We think we are 'bad' when we finally say, "No, you can't have anymore."  People are shocked when a priest makes light of another person's torment and refuses to indulge in the social conventions of sympathetic emotions in the presence of suffering.  This demand that we must always respond with an affect of pity and sympathy any time a person expresses distress helps neither the sufferer nor us, yet we demand it.  We must never look 'cold.'

But, nobody is being healed with sympathy.  In fact, their victimhood is being reinforced.  I would go as far as to say that this unrestrained sympathy is ruining our culture and society as a whole.

How?

Under present social conventions, anyone who expresses distress gets to demand whatever they want from the non-sufferer.  So, we make laws that restrict any form of behavior that makes another person 'uncomfortable,' and we make sure not to say anything about Islam so that Moslems in far away countries don't have riots.  

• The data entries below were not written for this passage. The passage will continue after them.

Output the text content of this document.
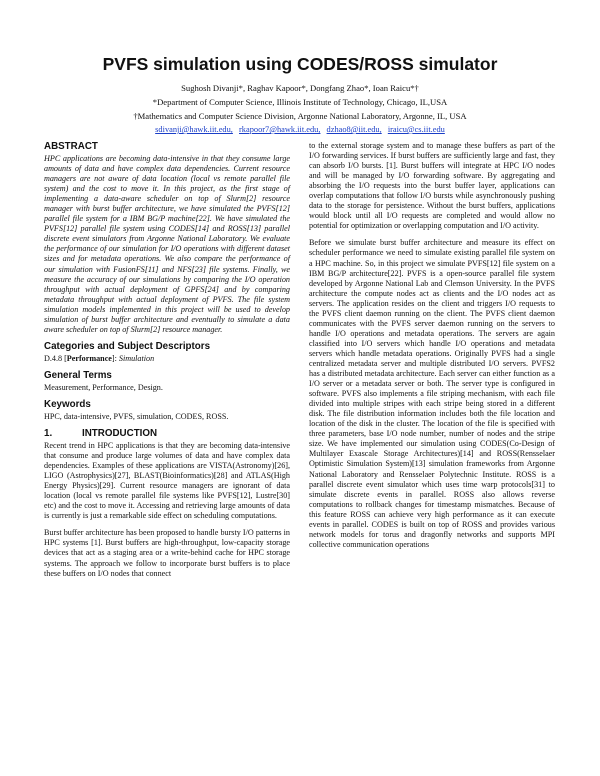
PVFS simulation using CODES/ROSS simulator

Sughosh Divanji*, Raghav Kapoor*, Dongfang Zhao*, Ioan Raicu*†

*Department of Computer Science, Illinois Institute of Technology, Chicago, IL,USA

†Mathematics and Computer Science Division, Argonne National Laboratory, Argonne, IL, USA

sdivanji@hawk.iit.edu, rkapoor7@hawk.iit.edu, dzhao8@iit.edu, iraicu@cs.iit.edu
ABSTRACT

HPC applications are becoming data-intensive in that they consume large amounts of data and have complex data dependencies. Current resource managers are not aware of data location (local vs remote parallel file system) and the cost to move it. In this project, as the first stage of implementing a data-aware scheduler on top of Slurm[2] resource manager with burst buffer architecture, we have simulated the PVFS[12] parallel file system for a IBM BG/P machine[22]. We have simulated the PVFS[12] parallel file system using CODES[14] and ROSS[13] parallel discrete event simulators from Argonne National Laboratory. We evaluate the performance of our simulation for I/O operations with different dataset sizes and for metadata operations. We also compare the performance of our simulation with FusionFS[11] and NFS[23] file systems. Finally, we measure the accuracy of our simulations by comparing the I/O operation throughput with actual deployment of GPFS[24] and by comparing metadata throughput with actual deployment of PVFS. The file system simulation models implemented in this project will be used to develop simulation of burst buffer architecture and eventually to simulate a data aware scheduler on top of Slurm[2] resource manager.

Categories and Subject Descriptors

D.4.8 [Performance]: Simulation

General Terms

Measurement, Performance, Design.

Keywords

HPC, data-intensive, PVFS, simulation, CODES, ROSS.

1.	INTRODUCTION

Recent trend in HPC applications is that they are becoming data-intensive that consume and produce large volumes of data and have complex data dependencies. Examples of these applications are VISTA(Astronomy)[26], LIGO (Astrophysics)[27], BLAST(Bioinformatics)[28] and ATLAS(High Energy Physics)[29]. Current resource managers are ignorant of data location (local vs remote parallel file systems like PVFS[12], Lustre[30] etc) and the cost to move it. Accessing and retrieving large amounts of data is currently is just a remarkable side effect on scheduling computations.

Burst buffer architecture has been proposed to handle bursty I/O patterns in HPC systems [1]. Burst buffers are high-throughput, low-capacity storage devices that act as a staging area or a write-behind cache for HPC storage systems. The approach we follow to incorporate burst buffers is to place these buffers on I/O nodes that connect

to the external storage system and to manage these buffers as part of the I/O forwarding services. If burst buffers are sufficiently large and fast, they can absorb I/O bursts. [1]. Burst buffers will integrate at HPC I/O nodes and will be managed by I/O forwarding software. By aggregating and absorbing the I/O requests into the burst buffer layer, applications can overlap computations that follow I/O bursts while asynchronously pushing data to the storage for persistence. Without the burst buffers, applications would block until all I/O requests are completed and would allow no potential for optimization or overlapping computation and I/O activity.

Before we simulate burst buffer architecture and measure its effect on scheduler performance we need to simulate existing parallel file system on a HPC machine. So, in this project we simulate PVFS[12] file system on a IBM BG/P architecture[22]. PVFS is a open-source parallel file system developed by Argonne National Lab and Clemson University. In the PVFS architecture the compute nodes act as clients and the I/O nodes act as servers. The application resides on the client and triggers I/O requests to the PVFS client daemon running on the client. The PVFS client daemon communicates with the PVFS server daemon running on the servers to handle I/O operations and metadata operations. The servers are again classified into I/O servers which handle I/O operations and metadata servers which handle metadata operations. Originally PVFS had a single centralized metadata server and multiple distributed I/O servers. PVFS2 has a distributed metadata architecture. Each server can either function as a I/O server or a metadata server or both. The server type is configured in software. PVFS also implements a file striping mechanism, with each file divided into multiple stripes with each stripe being stored in a different disk. The file distribution information includes both the file location and location of the disk in the cluster. The location of the file is specified with three parameters, base I/O node number, number of nodes and the stripe size. We have implemented our simulation using CODES(Co-Design of Multilayer Exascale Storage Architectures)[14] and ROSS(Rensselaer Optimistic Simulation System)[13] simulation frameworks from Argonne National Laboratory and Rensselaer Polytechnic Institute. ROSS is a parallel discrete event simulator which uses time warp protocols[31] to simulate discrete events in parallel. ROSS also allows reverse computations to rollback changes for timestamp mismatches. Because of this feature ROSS can achieve very high performance as it can execute events in parallel. CODES is built on top of ROSS and provides various network models for torus and dragonfly networks and supports MPI collective communication operations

Soon, what we have is everyone demanding their share of victimhood, but no real solutions.  We give up being tolerant of others because we are so tired of having to accommodate  the constant demands placed on us by those who have so many grievances.  So, you go from wild extremes of politically-correct over-restriction in the workplace to wild debauchery in public entertainment.  Just look at the extremes of the modern bureaucracy and the demands of sexual harassment training, then go to a night club or concert or some other public event that employs women in bikinis.

Addicts use their addictions to create their own psychopathic environment to deal with their pain and the pain of others.  The glibness and callousness of the addict is a construct.  We drink and use so that we go not feel our own pain or empathy for others.

That is the hardest part of recovery: learning to feel.  We also have to learn to properly 'not feel' and not allow ourselves to collapse under the weight of other people's pain.

We must learn our limits, otherwise we will be crushed.